Consider that the 7700K launched this year, and was the best mainstream chip you could get, which was only a slight improvement over the previous 2 crown holders of the last 4 years (6700k, 4770K). It now trades spots with i5s and AMD R5s depending on metric, and its not even a year old.
You can say intel had cannon lake 8 cores on the map for years, yet ultimately that matters nought, since they have failed to deliver that even now, and I'm sure some people at intel are in hot water over that with regards to how this year has played out.

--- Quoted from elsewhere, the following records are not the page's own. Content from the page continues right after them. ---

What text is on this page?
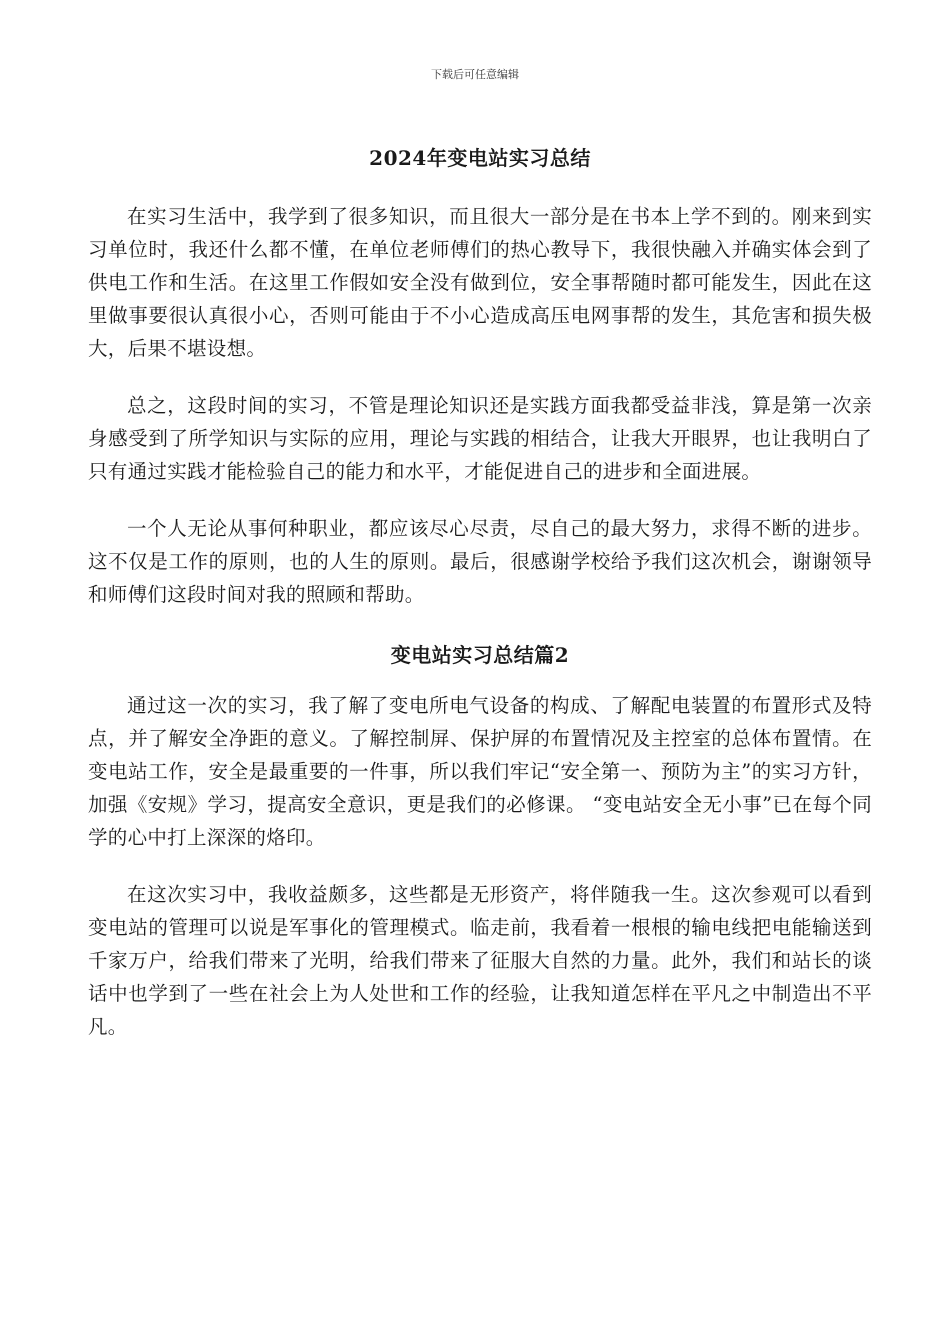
下载后可任意编辑
2024年变电站实习总结

在实习生活中，我学到了很多知识，而且很大一部分是在书本上学不到的。刚来到实习单位时，我还什么都不懂，在单位老师傅们的热心教导下，我很快融入并确实体会到了供电工作和生活。在这里工作假如安全没有做到位，安全事帮随时都可能发生，因此在这里做事要很认真很小心，否则可能由于不小心造成高压电网事帮的发生，其危害和损失极大，后果不堪设想。

总之，这段时间的实习，不管是理论知识还是实践方面我都受益非浅，算是第一次亲身感受到了所学知识与实际的应用，理论与实践的相结合，让我大开眼界，也让我明白了只有通过实践才能检验自己的能力和水平，才能促进自己的进步和全面进展。

一个人无论从事何种职业，都应该尽心尽责，尽自己的最大努力，求得不断的进步。这不仅是工作的原则，也的人生的原则。最后，很感谢学校给予我们这次机会，谢谢领导和师傅们这段时间对我的照顾和帮助。

变电站实习总结篇2

通过这一次的实习，我了解了变电所电气设备的构成、了解配电装置的布置形式及特点，并了解安全净距的意义。了解控制屏、保护屏的布置情况及主控室的总体布置情。在变电站工作，安全是最重要的一件事，所以我们牢记“安全第一、预防为主”的实习方针，加强《安规》学习，提高安全意识，更是我们的必修课。 “变电站安全无小事”已在每个同学的心中打上深深的烙印。

在这次实习中，我收益颇多，这些都是无形资产，将伴随我一生。这次参观可以看到变电站的管理可以说是军事化的管理模式。临走前，我看着一根根的输电线把电能输送到千家万户，给我们带来了光明，给我们带来了征服大自然的力量。此外，我们和站长的谈话中也学到了一些在社会上为人处世和工作的经验，让我知道怎样在平凡之中制造出不平凡。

If it wasn't for the insane increase in dram prices due to shortages and gpu inflation thanks to mining, I'd say it would be an exceptional year to build a new computer. AMD has brought high core counts up for those aiming to do some (or a lot with TR) production work, and still do a decent job gaming to a new price point (both mainstream with the R5 + R7, as well as the TR 12/16 cores), Intels response to TR by adding the HCC dies to HEDT (and cutting the price per core to nearly half of last gen to compete), as well as intels fast-tracking the CFL launch to try and compete at a core count battle - at a reasonable price if it was MSRP - all hindered by the fact any reasons to upgrade means being gouged for ram at the minimum, possibly the GPU too if you've been holding back there. That alone has probably helped the 6c CFL launch not be a nearly paper-like one - imagine demand if ram was a good buy right now?
Even now, with RR making 4c/8t + decent GPU improving laptop core counts, and intel finally doing the same 4c/8t for the low power i7 line laptop chips, the revolution of cores continues on the laptop front. Software will always have a delay, but you can be sure after this year, attempts to go wide will be a priority now, more then it has in a long time.